The development boards Raspberry Pi, Orange Pi (and all others based on SoC ARM) lend themselves very well to the development of Arduino projects. We will see how to install and configure the Arduino IDE on an Orange Pi Plus 2e running under the Armbian Linux distribution (Ubuntu 16.04 LTS). This tutorial is valid for all ARM-based boards as well as all Linux distributions.
Download Arduino IDE (1.8 or higher)
The Arduino IDE is now delivered as a single compressed archive. The installation consists simply of unpacking the archive and starting a small script that will add a link in the menu in the development section.
Go to the Arduino.cc site on the download page that is located here and click on the ARM processor archive link.

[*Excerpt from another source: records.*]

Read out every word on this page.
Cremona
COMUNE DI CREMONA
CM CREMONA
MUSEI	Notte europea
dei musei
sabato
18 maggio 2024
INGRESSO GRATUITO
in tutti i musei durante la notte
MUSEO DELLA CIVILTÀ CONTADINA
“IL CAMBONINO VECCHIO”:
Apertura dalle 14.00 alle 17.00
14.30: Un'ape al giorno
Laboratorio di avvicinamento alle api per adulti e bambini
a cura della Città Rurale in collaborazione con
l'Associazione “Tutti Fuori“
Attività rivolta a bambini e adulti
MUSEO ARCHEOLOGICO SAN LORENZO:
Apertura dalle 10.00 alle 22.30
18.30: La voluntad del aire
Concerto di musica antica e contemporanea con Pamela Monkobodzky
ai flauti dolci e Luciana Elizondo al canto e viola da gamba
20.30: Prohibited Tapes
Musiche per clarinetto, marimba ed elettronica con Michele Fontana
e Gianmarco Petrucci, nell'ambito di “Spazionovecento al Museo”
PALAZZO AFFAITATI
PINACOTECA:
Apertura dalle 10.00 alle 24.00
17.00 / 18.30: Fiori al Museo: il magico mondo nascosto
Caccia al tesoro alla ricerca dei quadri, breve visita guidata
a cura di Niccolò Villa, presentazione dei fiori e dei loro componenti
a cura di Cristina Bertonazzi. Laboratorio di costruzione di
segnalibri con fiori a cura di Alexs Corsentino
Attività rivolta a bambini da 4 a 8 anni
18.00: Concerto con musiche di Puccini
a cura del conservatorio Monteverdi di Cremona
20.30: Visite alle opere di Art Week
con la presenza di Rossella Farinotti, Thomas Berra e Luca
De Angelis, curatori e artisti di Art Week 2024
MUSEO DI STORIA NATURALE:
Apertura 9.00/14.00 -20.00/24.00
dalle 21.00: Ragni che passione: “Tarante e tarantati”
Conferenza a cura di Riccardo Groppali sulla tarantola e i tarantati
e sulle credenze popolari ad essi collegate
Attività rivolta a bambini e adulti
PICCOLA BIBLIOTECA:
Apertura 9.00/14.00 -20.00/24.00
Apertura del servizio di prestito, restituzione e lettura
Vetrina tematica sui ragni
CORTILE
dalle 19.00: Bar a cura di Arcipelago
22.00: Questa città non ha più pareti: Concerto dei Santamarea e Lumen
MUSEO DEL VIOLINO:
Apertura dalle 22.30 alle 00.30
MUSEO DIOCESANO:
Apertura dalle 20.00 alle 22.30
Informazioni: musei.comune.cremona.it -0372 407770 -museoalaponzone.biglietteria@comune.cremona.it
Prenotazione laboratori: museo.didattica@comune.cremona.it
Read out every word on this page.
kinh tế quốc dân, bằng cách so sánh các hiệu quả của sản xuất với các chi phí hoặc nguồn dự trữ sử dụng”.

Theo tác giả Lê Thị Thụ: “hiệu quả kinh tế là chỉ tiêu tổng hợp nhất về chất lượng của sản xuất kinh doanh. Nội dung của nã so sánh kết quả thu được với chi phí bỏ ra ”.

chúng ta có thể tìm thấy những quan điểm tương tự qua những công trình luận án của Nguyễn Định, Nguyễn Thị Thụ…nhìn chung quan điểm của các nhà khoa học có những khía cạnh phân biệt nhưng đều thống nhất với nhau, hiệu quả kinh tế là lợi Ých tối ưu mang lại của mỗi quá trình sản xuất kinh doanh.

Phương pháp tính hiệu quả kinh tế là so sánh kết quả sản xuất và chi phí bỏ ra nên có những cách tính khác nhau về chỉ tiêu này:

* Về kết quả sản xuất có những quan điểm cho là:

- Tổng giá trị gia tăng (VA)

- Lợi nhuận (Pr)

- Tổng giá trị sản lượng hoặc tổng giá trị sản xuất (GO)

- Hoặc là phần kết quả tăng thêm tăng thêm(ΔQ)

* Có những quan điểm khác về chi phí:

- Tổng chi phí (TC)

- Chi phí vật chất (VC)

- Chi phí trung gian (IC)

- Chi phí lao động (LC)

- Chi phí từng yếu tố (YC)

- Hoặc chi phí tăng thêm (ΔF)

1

Installing the Arduino IDE on Linux
It is also possible to decompress the archive from the file manager if a decompression utility installed on your distribution supports the tar type. Since the tutorial must work for everyone, open a Terminal and place it in the Download directory
The best is to move the compressed file to the root of your account or the Documents folder, then uncompress the archive with the command tar xvf
tar xvf arduino-1.8.0-linuxarm.tar.xz
Finally, run the installation script
cd arduino-1.8.0 ./install.sh
A new shortcut was simply added to the Arduino IDE on the Development menu
Testing with ESP8266
Now let’s see if everything works. I propose you to test with an ESP8266 (Wemos D1 Mini). After installing the libraries for the ESP8266 board and restarting the IDE (to reload the examples), connect the board to a USB port. Go to the board manager and select Wemos D1 Mini. Change the upload speed to 115200 baud, otherwise you may have upload problems. Go to the examples and open the AdvancedWebServer example (or any other). Change the SSID and password that corresponds to your configuration. Finally launch the upload. Everything happens as on any other environment (Windows, MacOS, Linux x86).
Open the serial monitor and choose a speed of 115200 baud. Make a Reset on the Wemos. Everything works fine.
Here, you can now use your Raspberry Pi to develop your Arduino or ESP8266 programs.